18 Comments

  1. Disappointing: The so-called experts here seem to break one of the cardinal rules of temperature probes: The cables are not routed through the grommet port on the smoker but are instead crimped under the heavy lid.

  2. I bet the foil boat would work for a pork shoulder/butt also. Keep a good fat cap on top for bark. What you think? Full packer brisket a LOT of meat to have around so I don’t know. Would love to try tho

  3. Seems to me on the brisket boat recipe you may get bark but it will be on the fat cap side if smoked fat cap up , and the meat side will not have bark or at least the bark will be soft.
    I think if I try this I will go fat cap down and be sure to keep the meat side basted ever so often.
    I say this because usually after my brisket is done resting my what fat cap is left I scrap away.
    Also wouldn’t you get the same results using a disposable pan instead of curled up foil.
    Anyway just my thoughts , I need some brisket now.
    Thanks for all the great info.

    1. Jason,

      The point of having it fat-cap up is that you get a nice little layer of crispy fatty almost bacon-y bark on the fatcap. You could use a disposable pan, but you’d want to crinkle it all up on the edges of the brisket. You want it to be close-close, not just a pan in which to cook it.

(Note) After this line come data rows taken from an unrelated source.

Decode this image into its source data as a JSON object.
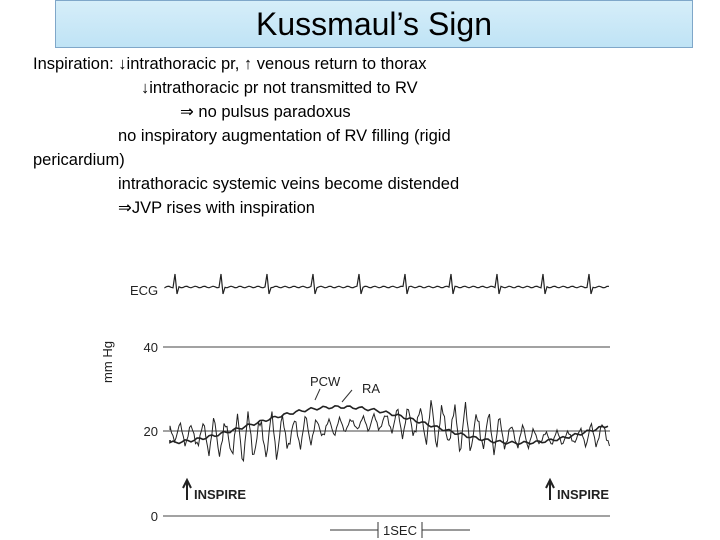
{
  "title": "Kussmaul’s Sign",
  "body": {
    "lines": [
      "Inspiration: ↓intrathoracic pr,  ↑ venous return to thorax",
      "↓intrathoracic pr not transmitted  to RV",
      "⇒ no pulsus paradoxus",
      "no inspiratory augmentation of RV filling (rigid pericardium)",
      "intrathoracic systemic veins become distended",
      "⇒JVP rises with inspiration"
    ]
  },
  "figure": {
    "ecg_label": "ECG",
    "y_axis_label": "mm Hg",
    "tick_40": "40",
    "tick_20": "20",
    "tick_0": "0",
    "pcw_label": "PCW",
    "ra_label": "RA",
    "inspire_left": "INSPIRE",
    "inspire_right": "INSPIRE",
    "time_scale": "1SEC"
  }
}
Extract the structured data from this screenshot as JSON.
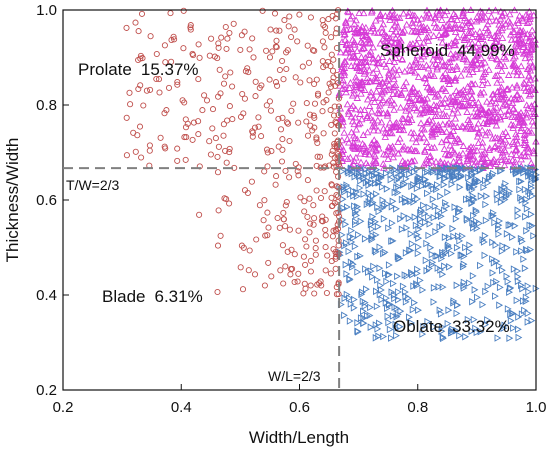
{
  "chart_data": {
    "type": "scatter",
    "xlabel": "Width/Length",
    "ylabel": "Thickness/Width",
    "xlim": [
      0.2,
      1.0
    ],
    "ylim": [
      0.2,
      1.0
    ],
    "xticks": [
      "0.2",
      "0.4",
      "0.6",
      "0.8",
      "1.0"
    ],
    "yticks": [
      "0.2",
      "0.4",
      "0.6",
      "0.8",
      "1.0"
    ],
    "grid": false,
    "thresholds": {
      "x": {
        "value": 0.667,
        "label": "W/L=2/3"
      },
      "y": {
        "value": 0.667,
        "label": "T/W=2/3"
      }
    },
    "regions": [
      {
        "name": "Prolate",
        "percent": "15.37%",
        "color": "#c0504d",
        "marker": "circle",
        "x_range": [
          0.3,
          0.667
        ],
        "y_range": [
          0.4,
          1.0
        ]
      },
      {
        "name": "Spheroid",
        "percent": "44.99%",
        "color": "#d63ad6",
        "marker": "triangle-up",
        "x_range": [
          0.667,
          1.0
        ],
        "y_range": [
          0.667,
          1.0
        ]
      },
      {
        "name": "Oblate",
        "percent": "33.32%",
        "color": "#4a7fc1",
        "marker": "triangle-right",
        "x_range": [
          0.667,
          1.0
        ],
        "y_range": [
          0.25,
          0.667
        ]
      },
      {
        "name": "Blade",
        "percent": "6.31%",
        "color": "#888888",
        "marker": "none",
        "x_range": [
          0.2,
          0.667
        ],
        "y_range": [
          0.2,
          0.667
        ]
      }
    ],
    "colors": {
      "prolate": "#c0504d",
      "spheroid": "#d63ad6",
      "oblate": "#4a7fc1",
      "threshold_line": "#808080"
    }
  }
}
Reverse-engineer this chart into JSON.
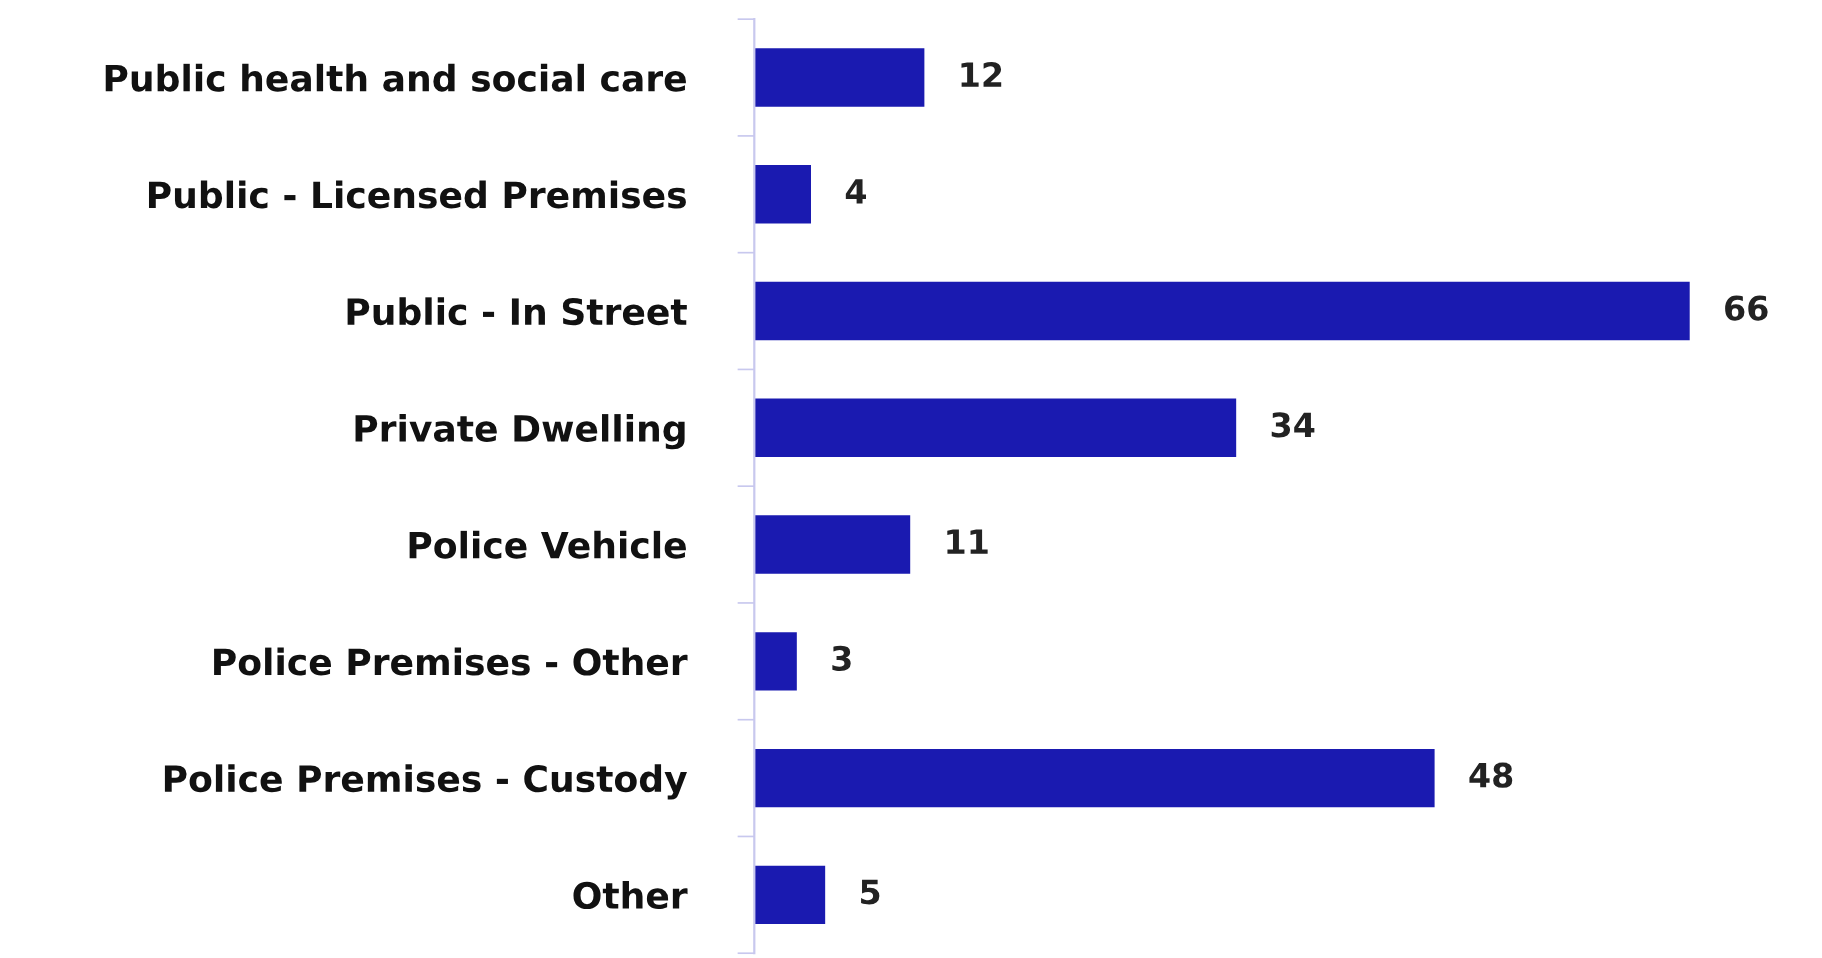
{
  "chart_data": {
    "type": "bar",
    "orientation": "horizontal",
    "categories": [
      "Public health and social care",
      "Public - Licensed Premises",
      "Public - In Street",
      "Private Dwelling",
      "Police Vehicle",
      "Police Premises - Other",
      "Police Premises - Custody",
      "Other"
    ],
    "values": [
      12,
      4,
      66,
      34,
      11,
      3,
      48,
      5
    ],
    "color": "#1a1ab0",
    "data_labels": true,
    "grid": false,
    "legend": false
  }
}
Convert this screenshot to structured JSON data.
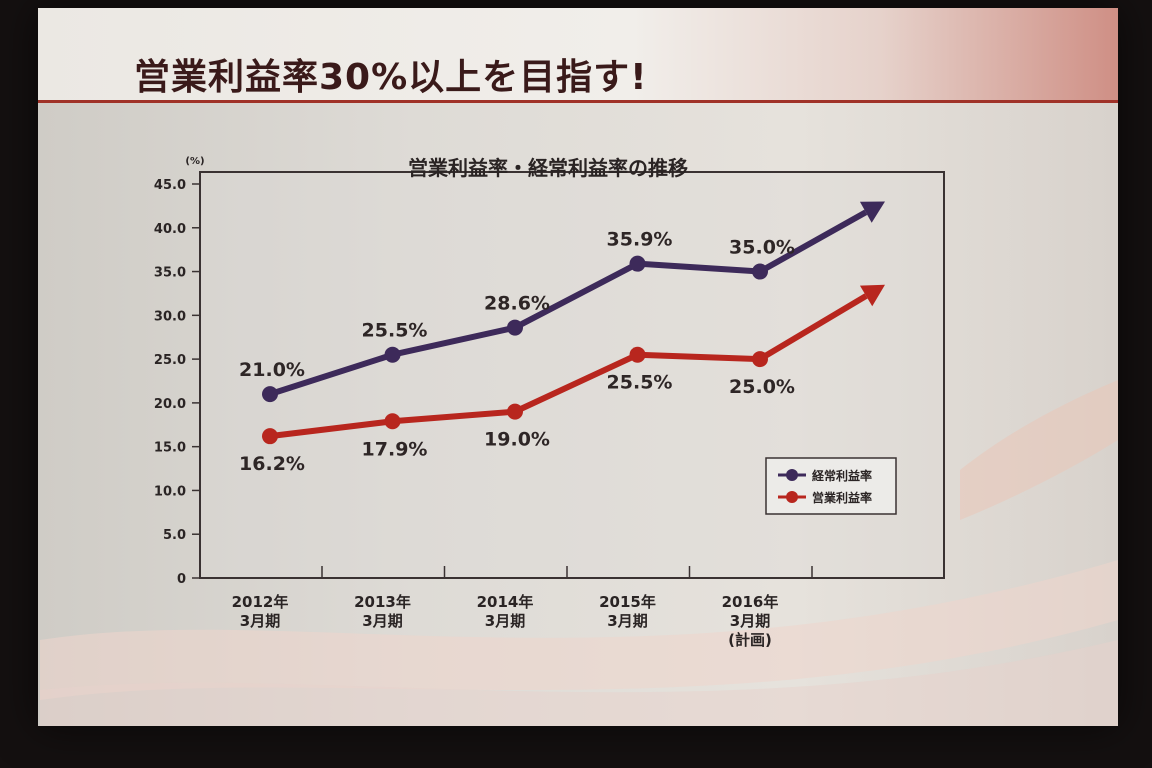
{
  "slide": {
    "title": "営業利益率30%以上を目指す!"
  },
  "chart_data": {
    "type": "line",
    "title": "営業利益率・経常利益率の推移",
    "ylabel": "(%)",
    "ylim": [
      0,
      45
    ],
    "yticks": [
      "45.0",
      "40.0",
      "35.0",
      "30.0",
      "25.0",
      "20.0",
      "15.0",
      "10.0",
      "5.0",
      "0"
    ],
    "categories": [
      [
        "2012年",
        "3月期"
      ],
      [
        "2013年",
        "3月期"
      ],
      [
        "2014年",
        "3月期"
      ],
      [
        "2015年",
        "3月期"
      ],
      [
        "2016年",
        "3月期",
        "(計画)"
      ]
    ],
    "series": [
      {
        "name": "経常利益率",
        "color": "#3d2a5a",
        "values": [
          21.0,
          25.5,
          28.6,
          35.9,
          35.0
        ],
        "labels": [
          "21.0%",
          "25.5%",
          "28.6%",
          "35.9%",
          "35.0%"
        ],
        "trend_arrow_to": 43.0
      },
      {
        "name": "営業利益率",
        "color": "#b8261e",
        "values": [
          16.2,
          17.9,
          19.0,
          25.5,
          25.0
        ],
        "labels": [
          "16.2%",
          "17.9%",
          "19.0%",
          "25.5%",
          "25.0%"
        ],
        "trend_arrow_to": 33.5
      }
    ],
    "legend": {
      "position": "bottom-right"
    },
    "grid": false
  }
}
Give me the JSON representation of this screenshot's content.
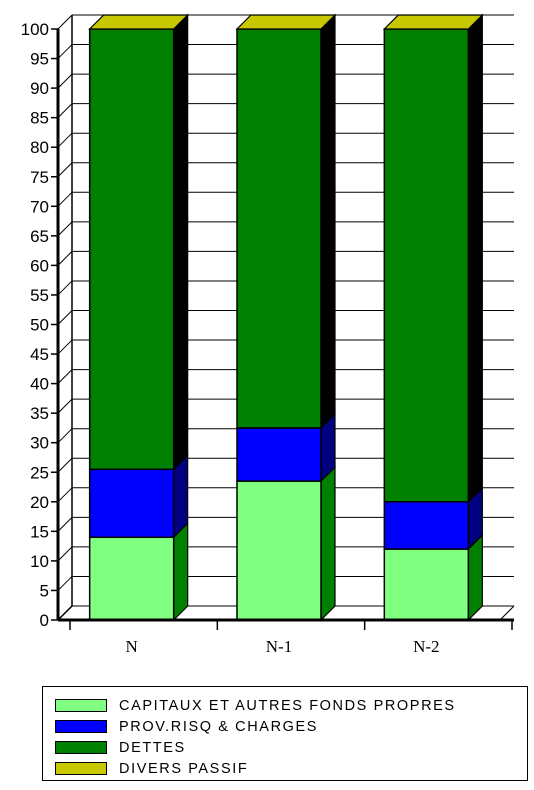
{
  "chart_data": {
    "type": "bar",
    "stacked": true,
    "three_d": true,
    "categories": [
      "N",
      "N-1",
      "N-2"
    ],
    "series": [
      {
        "name": "CAPITAUX ET AUTRES FONDS PROPRES",
        "color": "#80ff80",
        "side_color": "#008000",
        "values": [
          14,
          23.5,
          12
        ]
      },
      {
        "name": "PROV.RISQ & CHARGES",
        "color": "#0000ff",
        "side_color": "#000080",
        "values": [
          11.5,
          9,
          8
        ]
      },
      {
        "name": "DETTES",
        "color": "#008000",
        "side_color": "#000000",
        "values": [
          74.5,
          67.5,
          80
        ]
      },
      {
        "name": "DIVERS PASSIF",
        "color": "#c8c800",
        "side_color": "#808000",
        "values": [
          0,
          0,
          0
        ]
      }
    ],
    "ylim": [
      0,
      100
    ],
    "yticks": [
      0,
      5,
      10,
      15,
      20,
      25,
      30,
      35,
      40,
      45,
      50,
      55,
      60,
      65,
      70,
      75,
      80,
      85,
      90,
      95,
      100
    ],
    "grid": true,
    "legend_position": "bottom",
    "title": "",
    "xlabel": "",
    "ylabel": ""
  }
}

  4. Was thinking, why not just butcher wrap (in the boat) through the stall? Then pull the wrap off and let it do its thing in the boat to finish off.

    1. Butcher paper wrapping and foil boat are just two different methods. Wrapping in butcher paper poses the risk of producing a soggy bark due to trapped steam. Also the fat juice can leak out of the paper and is lost. With foil boat, the steam just evaporates, the bark continues to build, and the fat continues to render. Also, the foil boat tends to capture the rendered fat and allows the flat, if you’re cooking fat side up, to soak it in. This keeps the flat juicier and more flavorful, in my opinion. Plus, after you rest the brisket, you can dump your saved rendered fat over the top of your perfectly made brisket!

  5. with probes in flat and point, which one do you go by for boating/wrapping and pulling? the first one to reach temp?

  6. One of the problems with cooking a brisket or pork shoulder when you are having company is that the time until done is an unknown. Do you have a recommendation for finishing early with and extended rest or holding at a lower temperature? How long can such a rest or hold be done and what are some good methods?

    1. YOu can hold it for HOURS, and it will get even better, usually! Aim to have it done WELL before your guests should arrive, and hold it, wrapped, in a cooler padded with some towels for extra insulation.